The Amsterdam manifesto espouses the principles of citable open data. It is a short document, and it is worth re-stating its eight points here:
- Data should be considered citable products of research.
- Such data should be held in persistent public repositories.
- If a publication is based on data not included with the article, those data should be cited in the publication.
- A data citation in a publication should resemble a bibliographic citation and be located in the publication’s reference list.
- Such a data citation should include a unique persistent identifier (a DataCite DOI recommended, or other persistent identifiers already in use within the community).
- The identifier should resolve to a page that either provides direct access to the data or information concerning its accessibility.

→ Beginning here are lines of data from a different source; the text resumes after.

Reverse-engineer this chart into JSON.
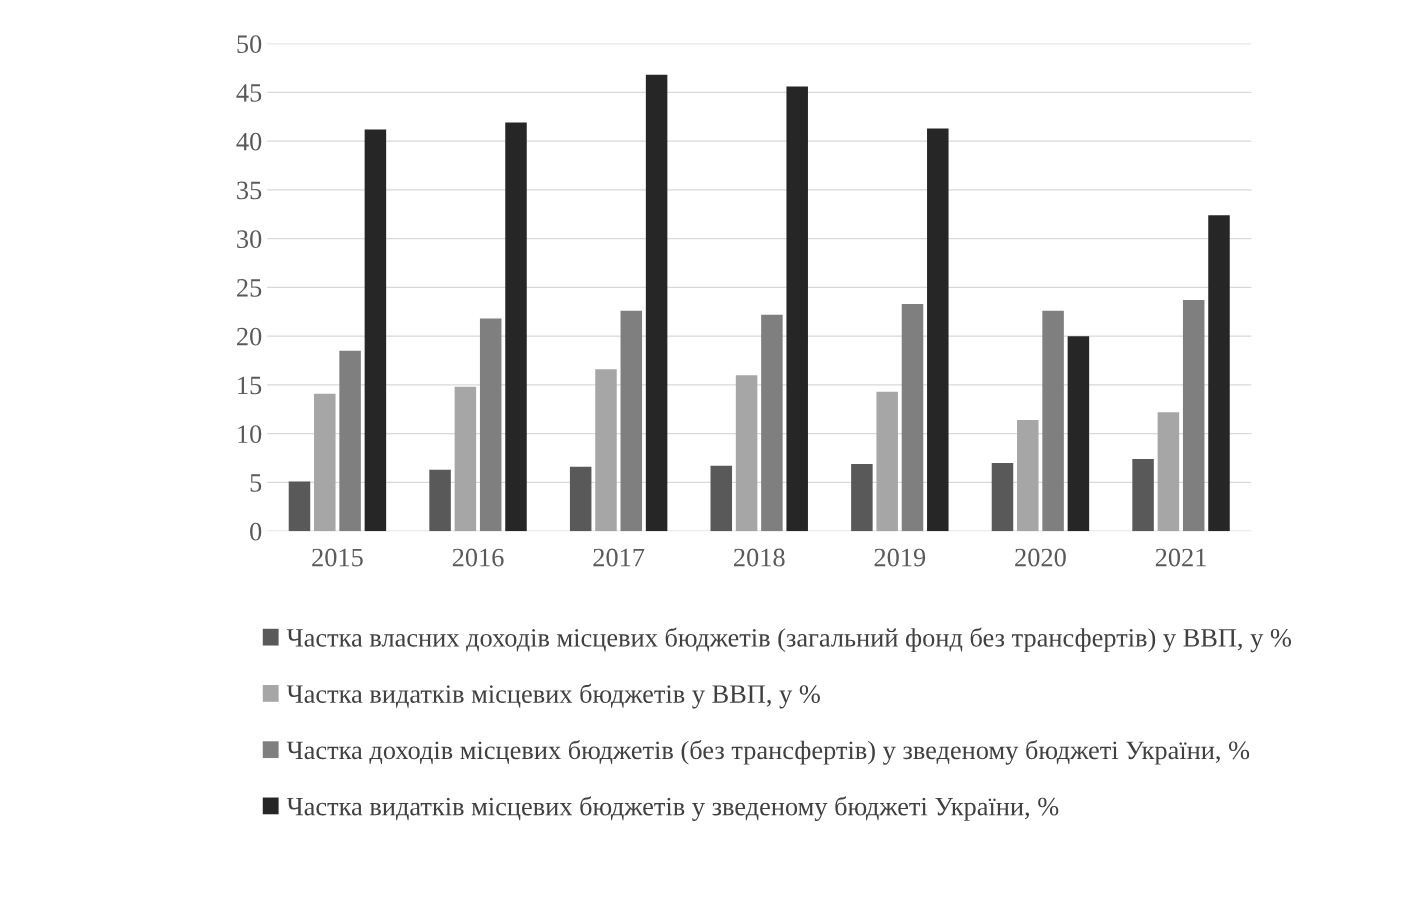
{
  "chart_data": {
    "type": "bar",
    "categories": [
      "2015",
      "2016",
      "2017",
      "2018",
      "2019",
      "2020",
      "2021"
    ],
    "series": [
      {
        "name": "Частка власних доходів місцевих бюджетів (загальний фонд без трансфертів) у ВВП, у %",
        "color": "#595959",
        "values": [
          5.1,
          6.3,
          6.6,
          6.7,
          6.9,
          7.0,
          7.4
        ]
      },
      {
        "name": "Частка видатків місцевих бюджетів у ВВП, у %",
        "color": "#a6a6a6",
        "values": [
          14.1,
          14.8,
          16.6,
          16.0,
          14.3,
          11.4,
          12.2
        ]
      },
      {
        "name": "Частка доходів місцевих бюджетів (без трансфертів) у зведеному бюджеті України, %",
        "color": "#7f7f7f",
        "values": [
          18.5,
          21.8,
          22.6,
          22.2,
          23.3,
          22.6,
          23.7
        ]
      },
      {
        "name": "Частка видатків місцевих бюджетів у зведеному бюджеті України, %",
        "color": "#262626",
        "values": [
          41.2,
          41.9,
          46.8,
          45.6,
          41.3,
          20.0,
          32.4
        ]
      }
    ],
    "ylim": [
      0,
      50
    ],
    "yticks": [
      0,
      5,
      10,
      15,
      20,
      25,
      30,
      35,
      40,
      45,
      50
    ],
    "grid": "y",
    "legend": "bottom"
  }
}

Ideally, that landing page should be machine-actionable to promote interoperability of the data.
- If the data are available in different versions, the identifier should provide a method to access the previous or related versions.
- Data citation should facilitate attribution of credit to all contributors.
The manifesto itself is dated 20 March 2013, but the principles above go back far earlier, and most of the articles above have been implemented in this blog for a little while now. But its best illustrated with an example. Here I have used the excellent wordpress extension Kcite to adhere to points 1-5 and 8 above. Point 6 is the most interesting perhaps, and it is illustrated below. If you click on the graphic, it will load the log file associated with the calculation described in the previous post to convert the data to a rotatable 3D model, using Jmol.
This actually represents a departure from how I normally invoke data on this blog. I have hitherto done it by uploading the data to the WordPress uploads directory (it is thus in effect a local copy of the data). Here in this post I have not done that; it’s coming directly from the citable data repository, using e.g.
onclick="jmolInitialize('../Jmol/',true);jmolSetAppletColor('white');jmolApplet([500,500],'load http://files.figshare.com/1134372/logfile.log;frame 27;vectors on;vectors 4;vectors scale 5.0; color vectors orange; vibration 10;animation mode loop;');"
Well, almost. The URL of the actual dataset (
http://files.figshare.com/1134372/logfile.log) is derived from the doi (10.6084/m9.figshare.757728) by an internal process which has no exposed algorithm. As it happens, the DSpace digital repository is a bit better in this regard.
This is loaded using
which is directly derived from the handle itself (although again that algorithm has to be worked out by a human).
Point 7 above is also implemented (sort of). If you look at the Figshare repository, you will notice an additional link there which points to the Dspace repository. As it happens, the two datasets are identical (they are not different versions) and these semantics are currently NOT handled well. You could probably work this out from the date stamps of the two depositions (which are respectively Published on 29 Jul 2013 – 05:58 (GMT) and 2013-07-29T05:58:11Z for Figshare and DSpace respectively).
Whereas the Amsterdam manifesto is here implemented on a blog post, I think the grander aspiration is that the principles are to be followed in ALL scientific publications. We are some way away yet from achieving this. But watch this space for an upcoming example!
So can I urge all scientists who care about data to promulgate the principles of the Amsterdam manifesto, and wherever possible to practice what they preach!